Эрцбергер откидывается на спинку дивана.
– Удивительное дело! – и она снова подается вперед. – Вас это не поражает? Личность постоянно умирает, а ощущение такое, будто «я» – это нечто постоянное, непрерывное. В то же время мы панически боимся смерти, которой никогда не испытывали. Тем не менее этот иррациональный страх мобилизует нас. Мы готовы убивать друг друга и калечить самих себя ради каких-то побед и славы, словно таким образом можно обмануть смерть и продлить жизнь. А по мере приближения смерти мы начинаем мучительно переживать, что так мало достигли. Например, я неразумно распорядилась своей жизнью. О ней не останется почти никаких свидетельств. Разве что в вашей чудной газете. Я не буду спрашивать, почему вы меня выбрали – слава богу, хоть кому-то я оказалась нужна! Это подкрепляет мои иллюзии.
– Вы слишком скромны.
– Это никакая не скромность, – возражает она. – Кто читает мои книги? Кто теперь обо мне знает?
– Ну, я например, – лжет Артур.
– Милый, послушай меня, – продолжает Эрцбергер. – Я вот говорю, что амбиции – это абсурд, и тем не менее я остаюсь в их власти. Это все равно, что всю жизнь быть рабом, а потом однажды осознать, что хозяина у тебя никогда не было, и, несмотря на это, вернуться к той же работе. Есть ли во вселенной какая-нибудь более мощная сила? В моей – нет. Она владела мной даже в раннем детстве. Я стремилась чего-то достичь, в особенности хотела добиться влияния, воздействовать на людей. Я веровала в это, как в бога – в то, что заслуживаю внимания, что те, кто меня не слушают, неправы, а те, кто со мной спорят, – дураки. Однако, чего бы я ни достигла, земной шар продолжает вертеться – мое существование его ни капли не интересует и считаться со мной он не собирается. Я это понимаю, но в голове все равно не укладывается. Полагаю, поэтому я и согласилась на беседу с вами. Я по-прежнему готова отстаивать любую чушь с пеной у рта, только чтобы вы заткнулись и слушали меня – вы должны были слушать с самого начала! – Она кашляет и тянется за очередной сигаретой. – Вот вам факт: за всю историю цивилизации не нашлось ничего продуктивнее смехотворных амбиций. Сколько бы от них ни было несчастий, по результативности их не переплюнешь. Соборы, сонаты, энциклопедии – за всем этим нет ни любви к богу, ни любви к жизни. Только любовь человека к почестям.
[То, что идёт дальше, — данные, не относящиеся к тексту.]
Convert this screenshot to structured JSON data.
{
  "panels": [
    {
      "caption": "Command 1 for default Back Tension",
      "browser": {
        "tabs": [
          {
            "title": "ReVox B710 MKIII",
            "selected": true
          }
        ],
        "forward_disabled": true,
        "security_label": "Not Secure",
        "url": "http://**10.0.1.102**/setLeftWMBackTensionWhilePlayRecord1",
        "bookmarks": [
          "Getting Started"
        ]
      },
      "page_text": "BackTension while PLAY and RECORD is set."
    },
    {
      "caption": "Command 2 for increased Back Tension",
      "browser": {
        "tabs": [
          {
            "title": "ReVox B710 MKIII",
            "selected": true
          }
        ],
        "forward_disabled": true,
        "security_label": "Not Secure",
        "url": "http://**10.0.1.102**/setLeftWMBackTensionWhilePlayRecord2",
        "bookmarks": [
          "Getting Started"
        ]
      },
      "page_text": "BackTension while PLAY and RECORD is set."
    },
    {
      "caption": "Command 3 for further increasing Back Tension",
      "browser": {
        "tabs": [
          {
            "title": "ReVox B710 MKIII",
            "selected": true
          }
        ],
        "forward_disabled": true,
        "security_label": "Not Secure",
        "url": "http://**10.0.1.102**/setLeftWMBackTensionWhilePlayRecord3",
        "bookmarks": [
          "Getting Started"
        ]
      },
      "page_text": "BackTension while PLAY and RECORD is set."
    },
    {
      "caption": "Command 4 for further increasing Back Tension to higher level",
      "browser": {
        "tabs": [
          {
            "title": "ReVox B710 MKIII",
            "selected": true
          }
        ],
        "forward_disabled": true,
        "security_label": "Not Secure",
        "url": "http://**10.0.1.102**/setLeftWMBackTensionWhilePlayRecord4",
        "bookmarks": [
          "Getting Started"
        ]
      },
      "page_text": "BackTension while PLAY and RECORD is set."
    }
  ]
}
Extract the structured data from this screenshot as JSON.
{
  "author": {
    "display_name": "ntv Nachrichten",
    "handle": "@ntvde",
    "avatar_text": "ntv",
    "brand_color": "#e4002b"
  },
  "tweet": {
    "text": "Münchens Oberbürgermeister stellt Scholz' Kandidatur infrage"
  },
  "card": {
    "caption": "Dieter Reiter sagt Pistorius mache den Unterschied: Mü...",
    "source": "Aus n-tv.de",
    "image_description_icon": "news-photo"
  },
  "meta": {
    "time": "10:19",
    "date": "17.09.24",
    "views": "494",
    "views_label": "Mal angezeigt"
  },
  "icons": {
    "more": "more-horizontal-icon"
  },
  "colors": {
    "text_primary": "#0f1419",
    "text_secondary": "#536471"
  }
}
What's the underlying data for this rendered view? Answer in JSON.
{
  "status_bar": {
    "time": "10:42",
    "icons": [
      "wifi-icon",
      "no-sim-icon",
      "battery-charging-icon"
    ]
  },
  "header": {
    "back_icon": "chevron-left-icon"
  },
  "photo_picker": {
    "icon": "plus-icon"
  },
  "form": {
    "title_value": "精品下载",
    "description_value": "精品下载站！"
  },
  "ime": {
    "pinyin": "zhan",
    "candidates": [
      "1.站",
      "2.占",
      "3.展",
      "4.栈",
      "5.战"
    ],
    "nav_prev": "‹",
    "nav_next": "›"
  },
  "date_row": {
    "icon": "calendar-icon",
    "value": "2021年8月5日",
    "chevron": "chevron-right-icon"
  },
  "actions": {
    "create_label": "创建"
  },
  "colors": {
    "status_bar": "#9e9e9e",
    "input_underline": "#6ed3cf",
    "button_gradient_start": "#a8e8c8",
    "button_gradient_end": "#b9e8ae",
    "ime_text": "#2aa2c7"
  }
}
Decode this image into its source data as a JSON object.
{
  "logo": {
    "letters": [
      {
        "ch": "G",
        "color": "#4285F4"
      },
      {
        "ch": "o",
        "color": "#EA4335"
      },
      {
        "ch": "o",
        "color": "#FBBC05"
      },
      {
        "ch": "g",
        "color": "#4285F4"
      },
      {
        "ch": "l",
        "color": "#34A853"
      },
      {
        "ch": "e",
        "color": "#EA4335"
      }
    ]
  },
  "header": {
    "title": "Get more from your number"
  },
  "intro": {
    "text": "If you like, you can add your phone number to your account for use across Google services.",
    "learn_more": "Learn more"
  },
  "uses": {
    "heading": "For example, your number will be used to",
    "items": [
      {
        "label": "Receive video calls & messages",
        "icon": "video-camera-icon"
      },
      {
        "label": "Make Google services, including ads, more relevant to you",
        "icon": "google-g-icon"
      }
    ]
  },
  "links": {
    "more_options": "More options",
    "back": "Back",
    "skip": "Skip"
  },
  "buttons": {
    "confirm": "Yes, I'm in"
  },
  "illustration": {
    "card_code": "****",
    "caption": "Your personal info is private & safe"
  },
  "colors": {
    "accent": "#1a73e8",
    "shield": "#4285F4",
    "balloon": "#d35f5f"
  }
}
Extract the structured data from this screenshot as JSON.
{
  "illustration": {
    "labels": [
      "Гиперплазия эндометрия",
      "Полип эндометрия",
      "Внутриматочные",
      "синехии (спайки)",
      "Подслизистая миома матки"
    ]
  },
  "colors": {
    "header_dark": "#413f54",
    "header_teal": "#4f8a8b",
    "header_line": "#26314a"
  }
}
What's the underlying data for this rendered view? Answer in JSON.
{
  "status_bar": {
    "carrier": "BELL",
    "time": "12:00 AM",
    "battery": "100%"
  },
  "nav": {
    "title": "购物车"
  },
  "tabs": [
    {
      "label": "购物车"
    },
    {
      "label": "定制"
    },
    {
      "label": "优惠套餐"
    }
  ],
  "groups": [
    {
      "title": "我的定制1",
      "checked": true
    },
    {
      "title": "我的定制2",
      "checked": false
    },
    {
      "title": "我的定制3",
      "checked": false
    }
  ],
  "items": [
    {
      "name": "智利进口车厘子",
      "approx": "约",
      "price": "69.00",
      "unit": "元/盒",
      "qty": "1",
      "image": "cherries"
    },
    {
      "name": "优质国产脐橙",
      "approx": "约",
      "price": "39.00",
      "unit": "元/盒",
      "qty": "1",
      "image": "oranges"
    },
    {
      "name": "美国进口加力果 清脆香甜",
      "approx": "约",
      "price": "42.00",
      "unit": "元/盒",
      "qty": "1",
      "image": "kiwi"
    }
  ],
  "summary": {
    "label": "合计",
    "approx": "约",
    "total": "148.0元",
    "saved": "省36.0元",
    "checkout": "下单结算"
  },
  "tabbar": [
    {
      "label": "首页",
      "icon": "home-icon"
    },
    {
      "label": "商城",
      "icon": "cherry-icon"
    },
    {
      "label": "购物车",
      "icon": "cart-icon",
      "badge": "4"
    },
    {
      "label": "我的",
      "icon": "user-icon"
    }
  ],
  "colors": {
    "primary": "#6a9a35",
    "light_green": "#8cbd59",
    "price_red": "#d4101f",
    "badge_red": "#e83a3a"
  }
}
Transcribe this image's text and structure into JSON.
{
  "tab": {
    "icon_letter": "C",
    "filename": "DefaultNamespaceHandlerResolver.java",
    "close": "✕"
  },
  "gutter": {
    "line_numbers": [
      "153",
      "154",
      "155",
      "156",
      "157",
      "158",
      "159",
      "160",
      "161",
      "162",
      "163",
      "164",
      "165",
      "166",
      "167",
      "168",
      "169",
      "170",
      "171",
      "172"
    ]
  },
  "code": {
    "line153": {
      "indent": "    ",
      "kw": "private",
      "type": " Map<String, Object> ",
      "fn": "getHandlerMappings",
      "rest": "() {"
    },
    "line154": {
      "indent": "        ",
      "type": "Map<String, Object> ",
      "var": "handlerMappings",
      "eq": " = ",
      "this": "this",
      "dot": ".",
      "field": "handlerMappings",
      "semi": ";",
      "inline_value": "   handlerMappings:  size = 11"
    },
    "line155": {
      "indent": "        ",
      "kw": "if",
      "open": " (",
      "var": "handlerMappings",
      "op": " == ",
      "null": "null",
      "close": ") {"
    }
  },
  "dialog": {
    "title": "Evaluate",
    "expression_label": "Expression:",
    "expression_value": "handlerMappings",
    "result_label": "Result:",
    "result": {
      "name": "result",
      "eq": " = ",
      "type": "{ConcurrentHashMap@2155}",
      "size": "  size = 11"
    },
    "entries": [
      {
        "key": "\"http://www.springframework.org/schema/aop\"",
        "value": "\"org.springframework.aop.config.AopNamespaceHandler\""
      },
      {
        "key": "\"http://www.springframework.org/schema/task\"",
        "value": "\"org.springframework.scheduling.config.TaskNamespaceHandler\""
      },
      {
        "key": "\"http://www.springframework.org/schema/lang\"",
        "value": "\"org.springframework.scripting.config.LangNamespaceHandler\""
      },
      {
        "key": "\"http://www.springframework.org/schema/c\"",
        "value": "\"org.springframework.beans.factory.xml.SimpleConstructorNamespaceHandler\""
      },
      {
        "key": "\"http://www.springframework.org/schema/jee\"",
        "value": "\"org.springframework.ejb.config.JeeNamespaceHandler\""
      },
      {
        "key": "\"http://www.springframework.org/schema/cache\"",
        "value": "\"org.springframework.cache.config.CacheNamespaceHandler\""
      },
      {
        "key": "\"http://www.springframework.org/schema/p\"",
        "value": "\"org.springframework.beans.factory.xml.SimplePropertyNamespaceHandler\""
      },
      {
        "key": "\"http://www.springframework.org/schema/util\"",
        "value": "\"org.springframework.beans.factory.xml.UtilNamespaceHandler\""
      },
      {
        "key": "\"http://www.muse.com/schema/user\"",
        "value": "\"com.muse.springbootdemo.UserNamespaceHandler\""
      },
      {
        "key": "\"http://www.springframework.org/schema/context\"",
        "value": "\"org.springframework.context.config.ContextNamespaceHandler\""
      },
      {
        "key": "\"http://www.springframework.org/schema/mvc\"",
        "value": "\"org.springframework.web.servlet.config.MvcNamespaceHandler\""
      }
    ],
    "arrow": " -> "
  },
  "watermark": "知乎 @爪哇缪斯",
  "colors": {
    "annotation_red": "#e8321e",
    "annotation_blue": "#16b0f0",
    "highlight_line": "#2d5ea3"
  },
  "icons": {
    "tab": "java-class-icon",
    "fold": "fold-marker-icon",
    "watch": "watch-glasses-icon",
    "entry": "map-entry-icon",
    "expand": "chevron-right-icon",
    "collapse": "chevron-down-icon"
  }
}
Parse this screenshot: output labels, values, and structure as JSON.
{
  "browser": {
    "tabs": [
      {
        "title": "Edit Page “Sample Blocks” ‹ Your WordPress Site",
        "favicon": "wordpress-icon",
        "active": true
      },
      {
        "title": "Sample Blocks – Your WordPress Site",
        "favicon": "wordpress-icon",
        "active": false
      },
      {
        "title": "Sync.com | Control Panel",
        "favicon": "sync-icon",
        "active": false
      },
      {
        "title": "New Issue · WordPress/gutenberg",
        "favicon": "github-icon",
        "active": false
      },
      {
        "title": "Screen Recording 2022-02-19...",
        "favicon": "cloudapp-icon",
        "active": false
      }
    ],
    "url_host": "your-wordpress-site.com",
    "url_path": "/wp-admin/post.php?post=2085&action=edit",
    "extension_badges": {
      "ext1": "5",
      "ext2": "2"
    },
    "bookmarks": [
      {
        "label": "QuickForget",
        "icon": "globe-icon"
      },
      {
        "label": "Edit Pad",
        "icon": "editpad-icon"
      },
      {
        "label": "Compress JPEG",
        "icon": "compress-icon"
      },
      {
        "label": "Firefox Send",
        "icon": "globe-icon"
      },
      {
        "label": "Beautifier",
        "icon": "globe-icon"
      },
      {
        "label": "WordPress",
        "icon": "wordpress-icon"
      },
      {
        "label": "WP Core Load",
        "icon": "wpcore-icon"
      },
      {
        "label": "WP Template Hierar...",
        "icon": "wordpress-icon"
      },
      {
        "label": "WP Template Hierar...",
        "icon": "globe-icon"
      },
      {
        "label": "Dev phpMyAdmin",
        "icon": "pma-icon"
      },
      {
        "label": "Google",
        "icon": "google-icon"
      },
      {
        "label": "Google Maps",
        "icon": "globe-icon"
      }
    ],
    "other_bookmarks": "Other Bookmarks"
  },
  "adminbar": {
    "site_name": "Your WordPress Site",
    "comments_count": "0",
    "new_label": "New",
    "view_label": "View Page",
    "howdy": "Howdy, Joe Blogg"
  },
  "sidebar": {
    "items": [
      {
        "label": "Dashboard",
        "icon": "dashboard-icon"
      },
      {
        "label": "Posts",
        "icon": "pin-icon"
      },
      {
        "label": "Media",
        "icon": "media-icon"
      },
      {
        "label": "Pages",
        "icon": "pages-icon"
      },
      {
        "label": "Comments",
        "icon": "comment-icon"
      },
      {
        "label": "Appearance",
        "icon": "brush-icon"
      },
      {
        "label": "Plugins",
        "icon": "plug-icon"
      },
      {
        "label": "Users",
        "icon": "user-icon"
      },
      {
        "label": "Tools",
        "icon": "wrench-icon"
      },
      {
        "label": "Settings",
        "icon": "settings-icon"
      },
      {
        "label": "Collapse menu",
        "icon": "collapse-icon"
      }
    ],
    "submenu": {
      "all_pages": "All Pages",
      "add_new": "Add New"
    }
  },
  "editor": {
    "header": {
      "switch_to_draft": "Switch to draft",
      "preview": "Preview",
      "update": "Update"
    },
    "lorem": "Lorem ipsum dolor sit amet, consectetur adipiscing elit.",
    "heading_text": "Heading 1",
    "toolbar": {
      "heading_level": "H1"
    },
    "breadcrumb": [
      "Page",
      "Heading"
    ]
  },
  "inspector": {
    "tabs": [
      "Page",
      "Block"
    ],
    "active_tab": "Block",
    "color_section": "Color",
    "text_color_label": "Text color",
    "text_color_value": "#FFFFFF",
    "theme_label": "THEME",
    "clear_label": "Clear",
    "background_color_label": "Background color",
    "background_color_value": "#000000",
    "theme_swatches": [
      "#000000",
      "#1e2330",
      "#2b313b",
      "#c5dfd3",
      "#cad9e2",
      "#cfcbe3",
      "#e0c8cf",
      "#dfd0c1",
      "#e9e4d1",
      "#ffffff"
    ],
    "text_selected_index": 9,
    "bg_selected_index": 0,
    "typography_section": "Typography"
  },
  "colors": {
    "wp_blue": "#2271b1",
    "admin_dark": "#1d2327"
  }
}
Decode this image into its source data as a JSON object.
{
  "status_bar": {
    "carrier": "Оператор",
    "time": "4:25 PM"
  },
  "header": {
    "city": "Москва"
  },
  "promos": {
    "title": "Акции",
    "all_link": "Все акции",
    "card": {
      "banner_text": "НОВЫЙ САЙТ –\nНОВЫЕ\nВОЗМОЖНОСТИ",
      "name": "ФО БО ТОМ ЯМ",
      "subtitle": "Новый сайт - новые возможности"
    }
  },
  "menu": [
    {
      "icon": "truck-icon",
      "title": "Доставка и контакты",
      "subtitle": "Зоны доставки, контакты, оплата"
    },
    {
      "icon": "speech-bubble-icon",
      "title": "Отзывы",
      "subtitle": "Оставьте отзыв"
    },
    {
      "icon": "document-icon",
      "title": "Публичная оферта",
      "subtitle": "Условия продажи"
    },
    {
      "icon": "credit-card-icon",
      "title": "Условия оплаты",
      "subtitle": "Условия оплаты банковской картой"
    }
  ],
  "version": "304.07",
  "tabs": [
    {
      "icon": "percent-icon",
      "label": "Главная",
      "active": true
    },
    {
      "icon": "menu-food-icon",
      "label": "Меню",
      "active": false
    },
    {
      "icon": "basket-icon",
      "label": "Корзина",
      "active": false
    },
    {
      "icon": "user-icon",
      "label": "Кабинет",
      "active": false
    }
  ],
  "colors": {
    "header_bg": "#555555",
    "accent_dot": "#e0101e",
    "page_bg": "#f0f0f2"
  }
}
Эрцбергер без предупреждения выходит из комнаты и заходится в кашле, хотя из-за закрытой двери слышно не так громко. Потом она возвращается.
– Посмотрите на меня, – говорит она. – У меня нет детей, я никогда не была замужем. И, дожив до такого возраста, мистер Гопал, я пришла к забавному выводу: наше единственное наследие – наш генетический материал. Я всегда презирала тех, кто рожал детей. Я считала, что такова участь посредственных людей – заменять собственную никчемную жизнь новой. А вот теперь я жалею, что не родила. У меня есть лишь племянница, назойливая девица (хотя мне не следует называть ее «девицей» – у нее уже появилась седина), она словно смотрит на меня в перевернутый телескоп. Каждую неделю она приходит и приносит мне суп, литры супа, суп, суп и снова суп и приводит свиту докторов, сестер, мужей и детей – проведать меня в последний раз. Знаете эту дурацкую поговорку: «Человек приходит в этот мир один и уходит из него один» – это глупость. При рождении и при смерти нас окружают люди. Одиноки мы в промежутке между этими двумя событиями.
Эрцбергер сильно отклонилась от темы разговора, и Артур не знает, как к ней вернуться, чтобы не показаться грубым. Впрочем, кажется, его собеседница, несмотря на дымовую завесу, и сама чувствует, что он пришел не за этим.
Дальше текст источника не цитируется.